In the same way he could use the expression “king” to refer to his former colleague as irony. He also came out from time to time as a bow.

Coutinho got irritated even when, with a gray head, he met Pelé and heard him say that he didn’t have a single gray hair.

“Only people get old and he doesn’t?” he would mutter. Coutinho was three years younger than his attacking partner.

It was not the image of old age, of fragility that Pelé wanted to show. The King of Football didn’t like to tell, but he loved it when someone else did, in his presence, about the afternoon he went out on the streets of New York to walk beside the American actor Robert Redford. By the time they reached the designated restaurant, Redford had signed five autographs. Pele, seven.

This was the star who got sponsorship deals that made him travel the world. That wouldn’t happen to a white-haired idol.

According to friends, the sequences of hip surgeries, started in 2012 for the placement of a prosthesis, and the problem in his right knee and the physiotherapy sessions (which he thought were not working) made him aware of his own physical decay . But nothing shook him as much as the death of his brother Zoca, a victim of prostate cancer, in 2020.

“I’m just afraid of not being able to fulfill my commitments.
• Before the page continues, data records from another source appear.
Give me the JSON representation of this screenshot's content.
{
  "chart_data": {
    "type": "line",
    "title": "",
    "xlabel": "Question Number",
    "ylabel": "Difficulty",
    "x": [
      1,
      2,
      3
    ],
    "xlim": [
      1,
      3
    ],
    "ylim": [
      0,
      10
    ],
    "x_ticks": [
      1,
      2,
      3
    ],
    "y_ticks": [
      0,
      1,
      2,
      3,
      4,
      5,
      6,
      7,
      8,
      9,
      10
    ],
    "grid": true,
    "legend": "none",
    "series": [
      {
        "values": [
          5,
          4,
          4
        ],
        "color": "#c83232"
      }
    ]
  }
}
That’s what I don’t want to happen. I hope to stay active”, he said after missing the trip to the World Cup in Russia, in 2018, due to medical recommendations.

It was the time when rumors began to circulate that he was “not well”. All always denied. By his advisors, with irritation. By Pelé himself, with good humour.

He did everything to keep his schedule active despite the restrictions. Hired for the launch event of the Campeonato Carioca in 2018, he traveled by car from São Paulo to Rio de Janeiro because the car seat left him in a more comfortable position than the one on the shuttle plane. He confessed that the impossibility of meeting the commercial commitments already agreed on irritated him. It was a realization of one’s own mortality.

More than once his children Kely and Edinho had to talk to him about their commitment to the recovery work. That trips to the hospital were essential, and that this also went for the hated physiotherapy sessions.

“The situation has reversed a little and I have to play the role of his father a little”, said Edinho, in a fun tone, in 2020.

The deaths of Santos’ former teammates, such as Zito, Dorval and Coutinho, brought back to Pelé the perception that he didn’t want, that everything was not as it used to be. He avoided saying “death”. He commented that he was just getting it.

Is not true. From the legendary alvinegro attack, for example, Pepe, 87, and Mengálvio, 83, are alive.

Asked by Sheetin 2018, if he was afraid of death, Pelé preferred to use another term.

“I’m afraid, right? Sometimes you get a little worried. Otherwise, nobody would take medicine.”